First published in Eternity Newspaper On-Line July 8 2013
FOOD FOR THOUGHT | David Wilson
Talking to a friend last week, she told me about some bullying she was receiving in the workplace. She got a very threatening email from someone she works with and it was pretty hard to take.
On the way into the office this morning, there was a cement truck (much bigger than my car) and a cement truck driver (much bigger than me), who thought that the part of the road I was on belonged to him. With some rather bully-like tactics, he let me know that part of the road was his and he took it. I was very happy to let him have it, taking into consideration all of the factors, but I felt bullied. Not a nice feeling.
Over the weekend there was an article in the press about domestic violence and the terrible effects it can have on the whole family. It is heart wrenching stuff to read and so obviously a serious case of bullying. In the article, journalist Jill Stark tells the story of one abused family and the impact the father’s bullying had on the children in particular. The story has a positive ending, but the pathway through abuse and finally to wellbeing is hard to read without becoming angry that such abuse can go on in our communities.
Stark correctly points out that the child is at an ‘increased risk of mental and physical health problems and cognitive impairment in adulthood’ which leads to the ‘trans-generational consequences of family violence, abuse, neglect, economic hardship and parental mental illness and drug and alcohol problems’ compounding over time. She quotes from Joe Tucci, chief executive of the Australian Childhood Foundation: ‘So in the future what we’re going to see when these kids are adults is a lot more anti-social behaviour, a lot more violence and aggression and social problems. We’re going to have to deal with the cost to the community of that increased level of violence that arises from children who haven’t had the opportunity to learn how to regulate their emotions’.
The message is clear when it comes to family violence as illustrated in Stark’s column. When a child is exposed to a parental figure that doesn’t control emotional outbursts, that child doesn’t learn to control his or her emotions. And what about other contexts where the child is exposed to uncontrolled emotions? What about movies, xbox, social media, parliament? If a child or young person experiences uncontrolled emotions in varying contexts of life then bullying is reinforced as a way of life. The victim becomes the abuser!

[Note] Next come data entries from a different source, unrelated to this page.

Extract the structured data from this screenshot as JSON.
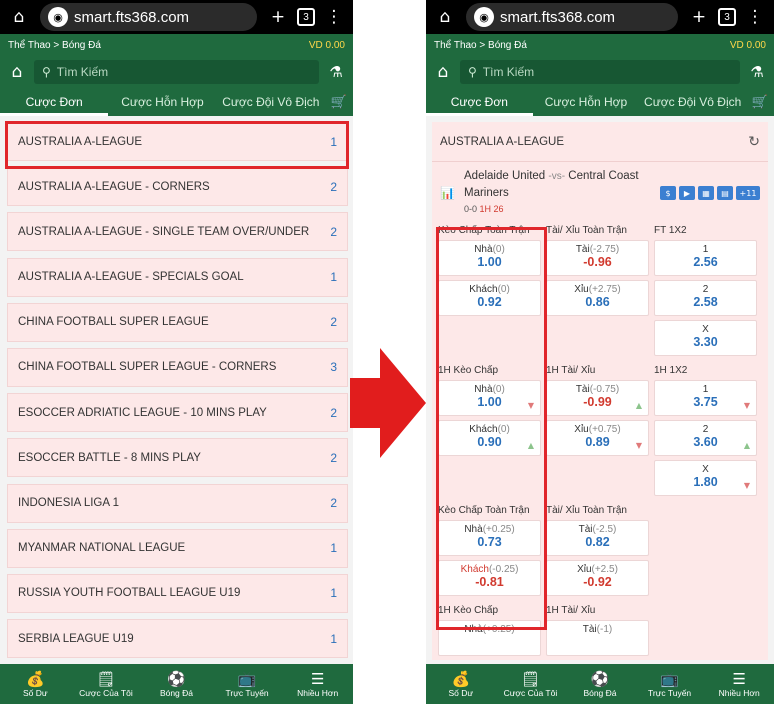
{
  "browser": {
    "url": "smart.fts368.com",
    "tab_count": "3"
  },
  "app": {
    "breadcrumb": "Thể Thao > Bóng Đá",
    "balance": "VD 0.00",
    "search_placeholder": "Tìm Kiếm",
    "tabs": [
      "Cược Đơn",
      "Cược Hỗn Hợp",
      "Cược Đội Vô Địch"
    ]
  },
  "left": {
    "leagues": [
      {
        "name": "AUSTRALIA A-LEAGUE",
        "count": "1"
      },
      {
        "name": "AUSTRALIA A-LEAGUE - CORNERS",
        "count": "2"
      },
      {
        "name": "AUSTRALIA A-LEAGUE - SINGLE TEAM OVER/UNDER",
        "count": "2"
      },
      {
        "name": "AUSTRALIA A-LEAGUE - SPECIALS GOAL",
        "count": "1"
      },
      {
        "name": "CHINA FOOTBALL SUPER LEAGUE",
        "count": "2"
      },
      {
        "name": "CHINA FOOTBALL SUPER LEAGUE - CORNERS",
        "count": "3"
      },
      {
        "name": "ESOCCER ADRIATIC LEAGUE - 10 MINS PLAY",
        "count": "2"
      },
      {
        "name": "ESOCCER BATTLE - 8 MINS PLAY",
        "count": "2"
      },
      {
        "name": "INDONESIA LIGA 1",
        "count": "2"
      },
      {
        "name": "MYANMAR NATIONAL LEAGUE",
        "count": "1"
      },
      {
        "name": "RUSSIA YOUTH FOOTBALL LEAGUE U19",
        "count": "1"
      },
      {
        "name": "SERBIA LEAGUE U19",
        "count": "1"
      }
    ]
  },
  "right": {
    "league_title": "AUSTRALIA A-LEAGUE",
    "match": {
      "home": "Adelaide United",
      "vs": "-vs-",
      "away": "Central Coast",
      "away2": "Mariners",
      "score": "0-0",
      "time": "1H 26",
      "more": "+11"
    },
    "sections": [
      {
        "labels": [
          "Kèo Chấp Toàn Trận",
          "Tài/ Xỉu Toàn Trận",
          "FT 1X2"
        ],
        "rows": [
          [
            {
              "lbl": "Nhà",
              "hc": "(0)",
              "val": "1.00"
            },
            {
              "lbl": "Tài",
              "hc": "(-2.75)",
              "val": "-0.96",
              "neg": true
            },
            {
              "lbl": "1",
              "hc": "",
              "val": "2.56"
            }
          ],
          [
            {
              "lbl": "Khách",
              "hc": "(0)",
              "val": "0.92"
            },
            {
              "lbl": "Xỉu",
              "hc": "(+2.75)",
              "val": "0.86"
            },
            {
              "lbl": "2",
              "hc": "",
              "val": "2.58"
            }
          ],
          [
            null,
            null,
            {
              "lbl": "X",
              "hc": "",
              "val": "3.30"
            }
          ]
        ]
      },
      {
        "labels": [
          "1H Kèo Chấp",
          "1H Tài/ Xỉu",
          "1H 1X2"
        ],
        "rows": [
          [
            {
              "lbl": "Nhà",
              "hc": "(0)",
              "val": "1.00",
              "tri": "down"
            },
            {
              "lbl": "Tài",
              "hc": "(-0.75)",
              "val": "-0.99",
              "neg": true,
              "tri": "up"
            },
            {
              "lbl": "1",
              "hc": "",
              "val": "3.75",
              "tri": "down"
            }
          ],
          [
            {
              "lbl": "Khách",
              "hc": "(0)",
              "val": "0.90",
              "tri": "up"
            },
            {
              "lbl": "Xỉu",
              "hc": "(+0.75)",
              "val": "0.89",
              "tri": "down"
            },
            {
              "lbl": "2",
              "hc": "",
              "val": "3.60",
              "tri": "up"
            }
          ],
          [
            null,
            null,
            {
              "lbl": "X",
              "hc": "",
              "val": "1.80",
              "tri": "down"
            }
          ]
        ]
      },
      {
        "labels": [
          "Kèo Chấp Toàn Trận",
          "Tài/ Xỉu Toàn Trận",
          ""
        ],
        "rows": [
          [
            {
              "lbl": "Nhà",
              "hc": "(+0.25)",
              "val": "0.73"
            },
            {
              "lbl": "Tài",
              "hc": "(-2.5)",
              "val": "0.82"
            },
            null
          ],
          [
            {
              "lbl": "Khách",
              "hc": "(-0.25)",
              "val": "-0.81",
              "neg": true,
              "red": true
            },
            {
              "lbl": "Xỉu",
              "hc": "(+2.5)",
              "val": "-0.92",
              "neg": true
            },
            null
          ]
        ]
      },
      {
        "labels": [
          "1H Kèo Chấp",
          "1H Tài/ Xỉu",
          ""
        ],
        "rows": [
          [
            {
              "lbl": "Nhà",
              "hc": "(+0.25)",
              "val": ""
            },
            {
              "lbl": "Tài",
              "hc": "(-1)",
              "val": ""
            },
            null
          ]
        ]
      }
    ]
  },
  "bottom_nav": [
    {
      "label": "Số Dư",
      "icon": "wallet-icon",
      "glyph": "💰"
    },
    {
      "label": "Cược Của Tôi",
      "icon": "bets-icon",
      "glyph": "🗒"
    },
    {
      "label": "Bóng Đá",
      "icon": "soccer-ball-icon",
      "glyph": "⚽"
    },
    {
      "label": "Trực Tuyến",
      "icon": "live-tv-icon",
      "glyph": "📺"
    },
    {
      "label": "Nhiều Hơn",
      "icon": "menu-icon",
      "glyph": "☰"
    }
  ],
  "colors": {
    "brand_green": "#1f6a3e",
    "highlight_red": "#e0262b",
    "odds_blue": "#2a6fb9",
    "odds_red": "#d13a2f"
  }
}
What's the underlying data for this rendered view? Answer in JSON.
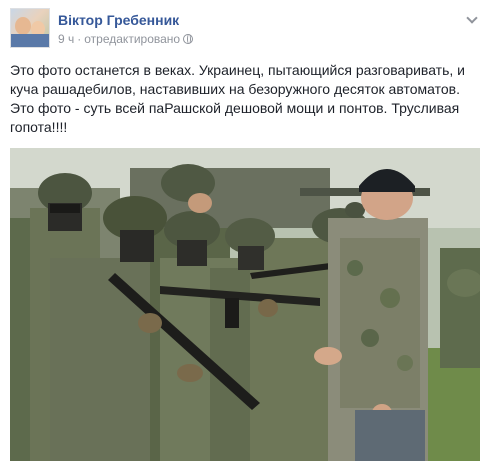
{
  "post": {
    "author": "Віктор Гребенник",
    "time": "9 ч",
    "separator": "·",
    "edited": "отредактировано",
    "text": "Это фото останется в веках. Украинец, пытающийся разговаривать, и\nкуча рашадебилов, наставивших на безоружного десяток автоматов.\nЭто фото - суть всей паРашской дешовой мощи и понтов. Трусливая\nгопота!!!!"
  },
  "icons": {
    "avatar": "avatar",
    "privacy": "globe-icon",
    "options": "chevron-down-icon"
  },
  "colors": {
    "author_link": "#365899",
    "meta_text": "#90949c",
    "body_text": "#1d2129"
  }
}
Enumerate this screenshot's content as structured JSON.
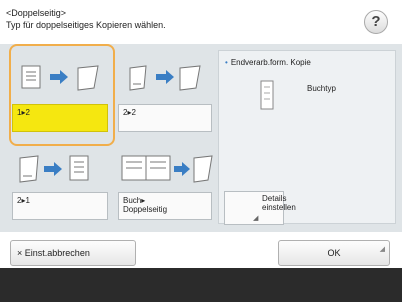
{
  "header": {
    "title": "<Doppelseitig>",
    "subtitle": "Typ für doppelseitiges Kopieren wählen.",
    "help_label": "?"
  },
  "options": [
    {
      "label": "1▸2",
      "selected": true
    },
    {
      "label": "2▸2",
      "selected": false
    },
    {
      "label": "2▸1",
      "selected": false
    },
    {
      "label_line1": "Buch▸",
      "label_line2": "Doppelseitig",
      "selected": false
    }
  ],
  "right_panel": {
    "title": "Endverarb.form. Kopie",
    "value": "Buchtyp",
    "details_line1": "Details",
    "details_line2": "einstellen"
  },
  "buttons": {
    "cancel": "Einst.abbrechen",
    "ok": "OK"
  },
  "colors": {
    "selected": "#f5e710",
    "focus_ring": "#f1ae4b",
    "arrow": "#3a7ec4"
  }
}
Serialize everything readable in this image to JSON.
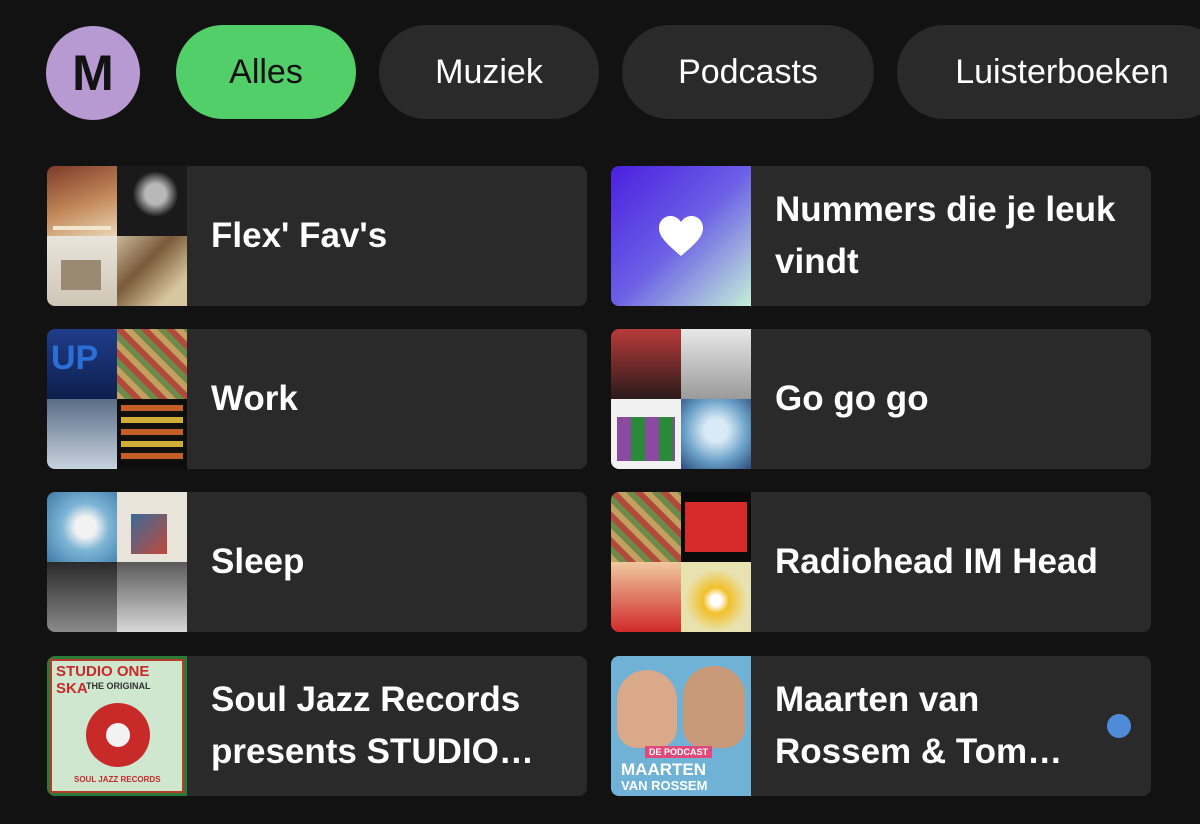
{
  "profile": {
    "initial": "M"
  },
  "filters": [
    {
      "label": "Alles",
      "active": true
    },
    {
      "label": "Muziek",
      "active": false
    },
    {
      "label": "Podcasts",
      "active": false
    },
    {
      "label": "Luisterboeken",
      "active": false
    }
  ],
  "items": [
    {
      "title": "Flex'  Fav's",
      "art": "collage"
    },
    {
      "title": "Nummers die je leuk vindt",
      "art": "liked-songs"
    },
    {
      "title": "Work",
      "art": "collage"
    },
    {
      "title": "Go go go",
      "art": "collage"
    },
    {
      "title": "Sleep",
      "art": "collage"
    },
    {
      "title": "Radiohead IM Head",
      "art": "collage"
    },
    {
      "title": "Soul Jazz Records presents STUDIO ONE SKA",
      "art": "album-cover",
      "cover_text": [
        "STUDIO ONE SKA",
        "THE ORIGINAL",
        "SOUL JAZZ RECORDS"
      ]
    },
    {
      "title": "Maarten van Rossem & Tom Jessen",
      "art": "podcast-cover",
      "cover_text": [
        "DE PODCAST",
        "MAARTEN",
        "VAN ROSSEM"
      ],
      "has_new": true
    }
  ],
  "colors": {
    "accent": "#53cf6a",
    "background": "#121212",
    "card": "#2a2a2a",
    "new_dot": "#4f8bd9"
  }
}
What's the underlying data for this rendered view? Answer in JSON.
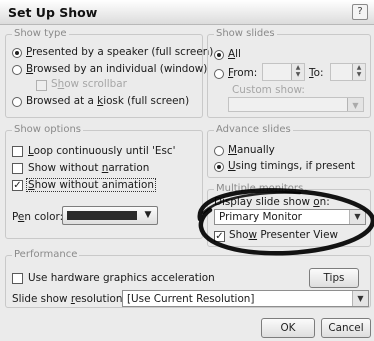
{
  "dialog": {
    "title": "Set Up Show",
    "help_icon": "question-mark-icon"
  },
  "show_type": {
    "legend": "Show type",
    "speaker_pre": "",
    "speaker_key": "P",
    "speaker_post": "resented by a speaker (full screen)",
    "individual_pre": "",
    "individual_key": "B",
    "individual_post": "rowsed by an individual (window)",
    "scrollbar_pre": "S",
    "scrollbar_key": "h",
    "scrollbar_post": "ow scrollbar",
    "kiosk_pre": "Browsed at a ",
    "kiosk_key": "k",
    "kiosk_post": "iosk (full screen)",
    "selected": "speaker"
  },
  "show_slides": {
    "legend": "Show slides",
    "all_pre": "",
    "all_key": "A",
    "all_post": "ll",
    "from_pre": "",
    "from_key": "F",
    "from_post": "rom:",
    "to_pre": "",
    "to_key": "T",
    "to_post": "o:",
    "custom_label": "Custom show:"
  },
  "show_options": {
    "legend": "Show options",
    "loop_pre": "",
    "loop_key": "L",
    "loop_post": "oop continuously until 'Esc'",
    "narration_pre": "Show without ",
    "narration_key": "n",
    "narration_post": "arration",
    "animation_pre": "",
    "animation_key": "S",
    "animation_post": "how without animation",
    "pen_pre": "P",
    "pen_key": "e",
    "pen_post": "n color:",
    "pen_color": "#2a2a2a"
  },
  "advance": {
    "legend": "Advance slides",
    "manual_pre": "",
    "manual_key": "M",
    "manual_post": "anually",
    "timings_pre": "",
    "timings_key": "U",
    "timings_post": "sing timings, if present"
  },
  "monitors": {
    "legend": "Multiple monitors",
    "display_pre": "Display slide show ",
    "display_key": "o",
    "display_post": "n:",
    "monitor_value": "Primary Monitor",
    "presenter_pre": "Sho",
    "presenter_key": "w",
    "presenter_post": " Presenter View"
  },
  "performance": {
    "legend": "Performance",
    "hw_label": "Use hardware graphics acceleration",
    "tips_label": "Tips",
    "res_pre": "Slide show ",
    "res_key": "r",
    "res_post": "esolution:",
    "res_value": "[Use Current Resolution]"
  },
  "buttons": {
    "ok": "OK",
    "cancel": "Cancel"
  }
}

In one of the research projects that Sophia Think Tank is currently running, the topic of youth suicide has been prevalent. We’ve found that bullying on Facebook and other forms of social media has had a major part to play in suicidal thoughts and suicidal behaviour. The consequences of bullying can be horrendous.
We are all subjected to bullying in our communities and across the various contexts of our daily lives. Some instances are pretty easy to take for most of us—like my ‘friendly’ cement truck driver this morning. Some are much harder—like my friend’s email at work. Others are terrible, with lifelong consequences such as the family abuse Jill Stark talks of.
At the root of all bullying is an abuse of power. We see this in the playgrounds of our schools, on the late night streets of our major cities, along the roads in our communities, and in the abuses of social media and family violence. What wisdom from the Bible can be seen to be addressing this problem?
The Prophet Micah from Moresheth (near Jerusalem), in the 8th Century BC, proclaimed this: ‘Woe to those who plan iniquity, to those who plot evil on their beds! At morning’s light they carry it out because it is in their power to do it. They covet fields and seize them, and houses, and take them. They defraud people of their homes, they rob them of their inheritance’ (Micah 2:1-2).
Micah is condemning people who lie awake at night plotting how they can use their power for their own benefit (bullying) and then wake up and do it, because they can. Micah says God is very angry about abuse of power and that judgement is coming against such bullying behaviour. But, as always, the Prophet has a message of hope for the community. They are horrified at the prospect of judgement and so they ask Micah what they can do about it. They come up with some of their own ideas such as more sacrifices or more costly sacrifices (Micah 6:6-7). They think that by becoming even more religious they will overcome the problem.
Micah’s answer is to remind them of what God sees as good: Justice (doing what is right), mercy (unconditional kindness), and humility. Herein lies the hope: that a nation committed to these qualities will experience wellbeing. Bullying, and the abuse of power that lies beneath it, seems to be the antipathy of these three qualities for in bullying there is no justice, no mercy and no humility.
What if our nation, at all levels and through all of its sectors, was to prize justice, mercy, and humility? What if we loudly applauded all expressions of these qualities and refused to excuse and/or affirm in any way, shape, or form the abuse of power. This would include the refusal to excuse the family abuse as ‘just another argument’ or the racial tirade as ‘freedom of speech’ or the vitriolic email as ‘letting off steam’. Let’s do it. Let’s decide as a nation that we’ll no longer put up with bullying. Let’s call it what it is and thus expose it for what it is. And let’s, as a nation, commit ourselves to, and hold our leaders accountable to, seeking justice, mercy, and humility as the Australian way. Come on, let’s do it!
Food for thought.
Dr David R Wilson is Director of Sophia Think Tank, a Bible Society Australia project.